Die Cenntro Electric Group (Europe) GmbH steht unter vorläufiger Insolvenzverwaltung. Das Amtsgericht Frankfurt am Main ordnete am 9. Juni 2026 um 12:45 Uhr im Verfahren mit dem Aktenzeichen 810 IN 929/26 C-12- entsprechende Sicherungsmaßnahmen an.
Die Gesellschaft ist beim Amtsgericht Frankfurt am Main unter der Handelsregisternummer HRB 134093 eingetragen. Die im Beschluss genannte Geschäftsanschrift lautet c/o Rechtsanwälte SNP Schlawien Part GmbH, Josephinenstraße 11 in 40212 Düsseldorf. Geschäftsführer der Gesellschaft ist Peter Zuguang Wang, wohnhaft in den Vereinigten Staaten.
Die Cenntro Electric Group (Europe) GmbH fungierte als europäische Gesellschaft des international tätigen Cenntro-Konzerns, der sich auf die Entwicklung, Produktion und den Vertrieb elektrisch angetriebener Nutzfahrzeuge spezialisiert hat. Das Unternehmen konzentrierte sich insbesondere auf leichte und mittelschwere Elektrofahrzeuge für die urbane Logistik, den kommunalen Einsatz sowie die sogenannte „Last-Mile-Delivery“. Zum Produktportfolio gehörten verschiedene vollelektrische Transportfahrzeuge für Lieferdienste, Gewerbebetriebe und kommunale Einrichtungen.

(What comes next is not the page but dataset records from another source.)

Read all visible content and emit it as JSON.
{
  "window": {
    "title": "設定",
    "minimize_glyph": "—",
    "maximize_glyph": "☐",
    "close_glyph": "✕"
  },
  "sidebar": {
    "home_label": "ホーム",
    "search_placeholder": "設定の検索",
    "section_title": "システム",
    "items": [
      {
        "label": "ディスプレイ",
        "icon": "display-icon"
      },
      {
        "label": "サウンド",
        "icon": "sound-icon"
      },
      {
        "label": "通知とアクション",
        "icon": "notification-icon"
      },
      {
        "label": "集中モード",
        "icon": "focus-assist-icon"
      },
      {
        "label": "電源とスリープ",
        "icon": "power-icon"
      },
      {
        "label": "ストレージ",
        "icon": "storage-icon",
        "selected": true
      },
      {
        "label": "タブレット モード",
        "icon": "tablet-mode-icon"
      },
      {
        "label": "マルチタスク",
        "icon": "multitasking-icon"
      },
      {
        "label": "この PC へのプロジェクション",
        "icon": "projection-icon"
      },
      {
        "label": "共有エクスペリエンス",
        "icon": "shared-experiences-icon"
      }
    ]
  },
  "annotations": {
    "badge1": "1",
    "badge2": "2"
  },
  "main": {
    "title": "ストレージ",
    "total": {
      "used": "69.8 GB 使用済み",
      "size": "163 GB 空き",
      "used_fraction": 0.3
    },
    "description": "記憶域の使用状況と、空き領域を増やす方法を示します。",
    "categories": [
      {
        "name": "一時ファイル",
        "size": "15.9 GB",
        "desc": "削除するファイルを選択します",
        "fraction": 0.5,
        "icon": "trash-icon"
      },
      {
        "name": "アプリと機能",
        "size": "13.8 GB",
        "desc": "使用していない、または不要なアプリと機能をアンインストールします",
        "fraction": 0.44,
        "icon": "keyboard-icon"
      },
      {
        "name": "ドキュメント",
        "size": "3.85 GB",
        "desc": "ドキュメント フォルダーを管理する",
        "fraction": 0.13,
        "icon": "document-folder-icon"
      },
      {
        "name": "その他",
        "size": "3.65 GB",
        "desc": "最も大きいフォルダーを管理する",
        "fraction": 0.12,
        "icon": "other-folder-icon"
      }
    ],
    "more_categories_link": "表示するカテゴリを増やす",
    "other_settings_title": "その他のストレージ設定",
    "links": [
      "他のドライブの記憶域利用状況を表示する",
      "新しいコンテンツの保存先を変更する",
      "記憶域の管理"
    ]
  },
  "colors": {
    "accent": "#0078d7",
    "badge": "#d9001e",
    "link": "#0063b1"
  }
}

Die europäische Gesellschaft war dabei unter anderem für den Vertrieb, die Marktentwicklung und die Betreuung von Kunden in Europa verantwortlich. Der Mutterkonzern hatte seine Geschäftstätigkeit in mehr als 35 Ländern aufgebaut und setzte auf emissionsfreie Mobilitätslösungen für den gewerblichen Bereich.

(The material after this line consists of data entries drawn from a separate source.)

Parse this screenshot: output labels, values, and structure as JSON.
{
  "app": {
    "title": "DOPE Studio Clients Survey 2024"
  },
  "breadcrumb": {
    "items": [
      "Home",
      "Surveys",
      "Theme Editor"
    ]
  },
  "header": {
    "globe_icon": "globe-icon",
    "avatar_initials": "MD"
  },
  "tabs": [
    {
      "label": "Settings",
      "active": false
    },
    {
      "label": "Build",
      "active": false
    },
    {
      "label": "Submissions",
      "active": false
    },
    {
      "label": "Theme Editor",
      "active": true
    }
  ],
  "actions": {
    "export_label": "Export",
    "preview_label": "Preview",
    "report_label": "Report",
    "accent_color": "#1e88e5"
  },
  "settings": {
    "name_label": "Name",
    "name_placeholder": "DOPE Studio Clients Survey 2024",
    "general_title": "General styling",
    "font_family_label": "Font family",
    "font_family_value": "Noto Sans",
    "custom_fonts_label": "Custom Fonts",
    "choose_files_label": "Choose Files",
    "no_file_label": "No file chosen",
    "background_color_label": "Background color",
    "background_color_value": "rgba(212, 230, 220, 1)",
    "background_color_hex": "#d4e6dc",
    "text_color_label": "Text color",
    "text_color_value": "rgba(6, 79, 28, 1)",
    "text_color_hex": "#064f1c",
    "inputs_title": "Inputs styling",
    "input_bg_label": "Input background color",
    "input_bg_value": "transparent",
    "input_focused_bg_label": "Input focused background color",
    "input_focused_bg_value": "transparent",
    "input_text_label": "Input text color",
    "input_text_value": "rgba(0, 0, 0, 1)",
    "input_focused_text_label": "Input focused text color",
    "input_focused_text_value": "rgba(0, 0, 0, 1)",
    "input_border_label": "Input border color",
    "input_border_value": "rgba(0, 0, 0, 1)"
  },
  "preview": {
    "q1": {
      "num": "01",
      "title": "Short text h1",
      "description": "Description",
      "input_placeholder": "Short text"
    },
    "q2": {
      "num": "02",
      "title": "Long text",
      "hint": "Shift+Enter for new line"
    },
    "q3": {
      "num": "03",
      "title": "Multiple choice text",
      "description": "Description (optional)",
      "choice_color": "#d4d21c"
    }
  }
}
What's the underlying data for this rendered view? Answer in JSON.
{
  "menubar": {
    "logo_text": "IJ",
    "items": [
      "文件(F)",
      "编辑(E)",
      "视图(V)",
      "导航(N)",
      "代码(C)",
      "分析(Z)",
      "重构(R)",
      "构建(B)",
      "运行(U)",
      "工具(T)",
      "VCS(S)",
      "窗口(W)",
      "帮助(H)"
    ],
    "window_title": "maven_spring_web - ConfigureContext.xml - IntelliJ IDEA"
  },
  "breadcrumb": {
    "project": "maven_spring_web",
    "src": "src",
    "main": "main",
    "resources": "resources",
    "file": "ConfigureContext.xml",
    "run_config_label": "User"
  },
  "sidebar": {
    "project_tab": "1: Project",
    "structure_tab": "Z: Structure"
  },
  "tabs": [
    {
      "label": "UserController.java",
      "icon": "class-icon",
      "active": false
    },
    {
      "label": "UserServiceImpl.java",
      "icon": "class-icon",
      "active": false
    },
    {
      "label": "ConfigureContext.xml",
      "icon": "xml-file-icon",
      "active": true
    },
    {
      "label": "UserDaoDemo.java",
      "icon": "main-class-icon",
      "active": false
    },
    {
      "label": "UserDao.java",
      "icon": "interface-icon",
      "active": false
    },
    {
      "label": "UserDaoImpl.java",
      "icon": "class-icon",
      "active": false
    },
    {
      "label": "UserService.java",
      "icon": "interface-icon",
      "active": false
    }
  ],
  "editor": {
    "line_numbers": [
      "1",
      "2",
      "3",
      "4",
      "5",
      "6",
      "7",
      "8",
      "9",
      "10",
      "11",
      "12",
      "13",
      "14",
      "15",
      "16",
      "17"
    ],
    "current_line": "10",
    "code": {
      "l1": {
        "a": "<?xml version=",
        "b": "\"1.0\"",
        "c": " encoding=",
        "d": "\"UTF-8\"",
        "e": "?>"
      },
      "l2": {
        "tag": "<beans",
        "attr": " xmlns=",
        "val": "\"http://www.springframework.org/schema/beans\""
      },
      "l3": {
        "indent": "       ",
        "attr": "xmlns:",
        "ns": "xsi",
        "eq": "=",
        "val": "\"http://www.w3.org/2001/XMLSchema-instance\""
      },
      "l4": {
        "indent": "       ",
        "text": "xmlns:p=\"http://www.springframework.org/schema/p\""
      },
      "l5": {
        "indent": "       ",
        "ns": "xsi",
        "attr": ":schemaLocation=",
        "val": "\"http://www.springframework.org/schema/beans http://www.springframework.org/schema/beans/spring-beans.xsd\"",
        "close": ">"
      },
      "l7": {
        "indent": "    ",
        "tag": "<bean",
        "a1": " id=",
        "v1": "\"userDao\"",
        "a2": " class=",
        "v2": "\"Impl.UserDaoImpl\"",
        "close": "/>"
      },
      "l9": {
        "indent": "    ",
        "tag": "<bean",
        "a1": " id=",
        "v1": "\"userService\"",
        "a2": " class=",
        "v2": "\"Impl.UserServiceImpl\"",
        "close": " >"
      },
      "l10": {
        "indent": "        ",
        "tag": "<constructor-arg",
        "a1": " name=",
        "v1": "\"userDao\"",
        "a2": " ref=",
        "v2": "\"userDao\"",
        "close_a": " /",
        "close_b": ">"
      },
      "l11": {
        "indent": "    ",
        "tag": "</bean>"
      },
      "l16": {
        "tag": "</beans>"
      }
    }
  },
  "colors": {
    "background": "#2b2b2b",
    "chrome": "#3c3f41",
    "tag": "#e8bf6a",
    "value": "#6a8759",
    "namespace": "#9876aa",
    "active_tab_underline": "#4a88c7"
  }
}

Zum vorläufigen Insolvenzverwalter wurde Rechtsanwalt Dr. Stephan Schlegel aus Eschborn bestellt. Nach der gerichtlichen Anordnung dürfen Verfügungen über das Vermögen der Gesellschaft nur noch mit Zustimmung des vorläufigen Insolvenzverwalters vorgenommen werden.

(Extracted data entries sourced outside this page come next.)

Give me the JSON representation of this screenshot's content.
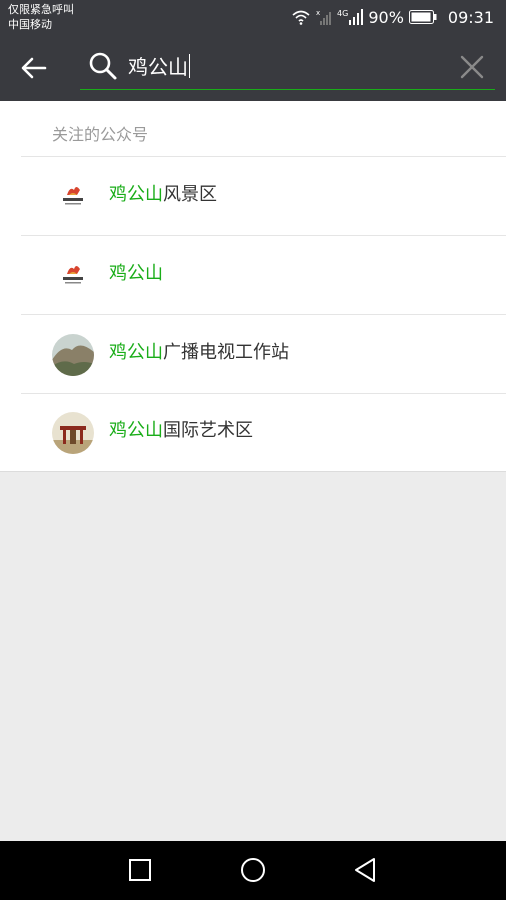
{
  "status_bar": {
    "carrier_line1": "仅限紧急呼叫",
    "carrier_line2": "中国移动",
    "network": "4G",
    "battery": "90%",
    "time": "09:31",
    "icons": [
      "wifi-icon",
      "signal-icon",
      "battery-icon"
    ]
  },
  "search": {
    "query": "鸡公山",
    "back_icon": "arrow-left-icon",
    "clear_icon": "close-icon"
  },
  "results": {
    "section_title": "关注的公众号",
    "items": [
      {
        "highlight": "鸡公山",
        "rest": "风景区",
        "avatar": "logo-avatar"
      },
      {
        "highlight": "鸡公山",
        "rest": "",
        "avatar": "logo-avatar"
      },
      {
        "highlight": "鸡公山",
        "rest": "广播电视工作站",
        "avatar": "photo-avatar"
      },
      {
        "highlight": "鸡公山",
        "rest": "国际艺术区",
        "avatar": "photo-avatar"
      }
    ]
  },
  "nav_bar": {
    "buttons": [
      "recent-apps-icon",
      "home-icon",
      "back-icon"
    ]
  },
  "colors": {
    "header_bg": "#393a3f",
    "accent_green": "#1aad19",
    "page_bg": "#ececec"
  }
}
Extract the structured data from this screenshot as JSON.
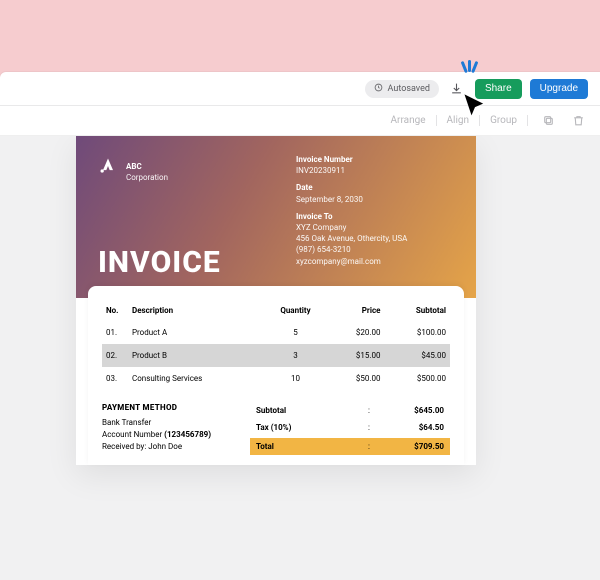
{
  "topbar": {
    "autosaved_label": "Autosaved",
    "share_label": "Share",
    "upgrade_label": "Upgrade"
  },
  "secondbar": {
    "arrange": "Arrange",
    "align": "Align",
    "group": "Group"
  },
  "doc": {
    "brand": {
      "name": "ABC",
      "sub": "Corporation"
    },
    "title": "INVOICE",
    "meta": {
      "invoice_number_label": "Invoice Number",
      "invoice_number": "INV20230911",
      "date_label": "Date",
      "date": "September 8, 2030",
      "to_label": "Invoice To",
      "to_name": "XYZ Company",
      "to_addr": "456 Oak Avenue, Othercity, USA",
      "to_phone": "(987) 654-3210",
      "to_email": "xyzcompany@mail.com"
    },
    "columns": {
      "no": "No.",
      "desc": "Description",
      "qty": "Quantity",
      "price": "Price",
      "subtotal": "Subtotal"
    },
    "rows": [
      {
        "no": "01.",
        "desc": "Product A",
        "qty": "5",
        "price": "$20.00",
        "subtotal": "$100.00"
      },
      {
        "no": "02.",
        "desc": "Product B",
        "qty": "3",
        "price": "$15.00",
        "subtotal": "$45.00"
      },
      {
        "no": "03.",
        "desc": "Consulting Services",
        "qty": "10",
        "price": "$50.00",
        "subtotal": "$500.00"
      }
    ],
    "payment": {
      "title": "PAYMENT METHOD",
      "line1": "Bank Transfer",
      "line2_prefix": "Account Number ",
      "line2_value": "(123456789)",
      "line3": "Received by: John Doe"
    },
    "summary": {
      "subtotal_label": "Subtotal",
      "subtotal_value": "$645.00",
      "tax_label": "Tax (10%)",
      "tax_value": "$64.50",
      "total_label": "Total",
      "total_value": "$709.50",
      "colon": ":"
    }
  }
}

Die Anordnung der vorläufigen Insolvenzverwaltung dient dazu, die vorhandenen Vermögenswerte bis zur Entscheidung über die Eröffnung des eigentlichen Insolvenzverfahrens zu sichern. Der vorläufige Insolvenzverwalter wird nun die wirtschaftliche Situation der Gesellschaft analysieren und prüfen, ob die Voraussetzungen für die Eröffnung eines Insolvenzverfahrens vorliegen. Dabei wird insbesondere untersucht, ob ausreichende Vermögenswerte vorhanden sind und ob Sanierungsmöglichkeiten bestehen.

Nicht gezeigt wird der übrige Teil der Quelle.